As his force neared Pliskavos, he began sending out striking columns again, not to cut Harvas off from the capital of Kubrat but rather to ensure that he and his army went nowhere else. One of the columns sent men galloping back in high excitement. “The Astris! The Astris!” they shouted as they returned to the main force from the northwest. They were the first imperial soldiers to reach the river in three hundred years.

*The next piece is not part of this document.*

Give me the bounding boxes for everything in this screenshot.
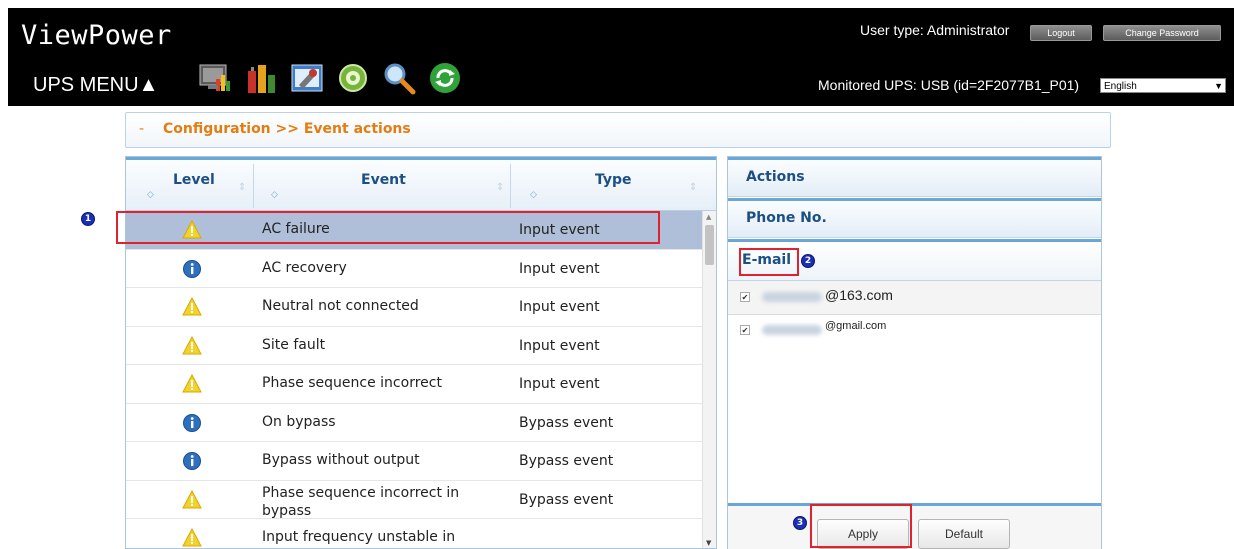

Another column came to the Astris east of Pliskavos a day later. Instead of sending back proud troopers to boast of what they’d done, they shouted for reinforcements. “A whole raft of Halogai are crossing the river on boats,” a rider gasped as he rode in, mixing his metaphors but getting the message across.

Krispos dispatched reinforcements on the double. He also sent a company of soldiers from the first column that had reached the Astris to ride west along its bank toward the Videssian Sea. “Find Kanaris and bring him here,” he ordered. “This is why we have ships on the Astris. Let’s see the northerners put more men across it once he sails up.”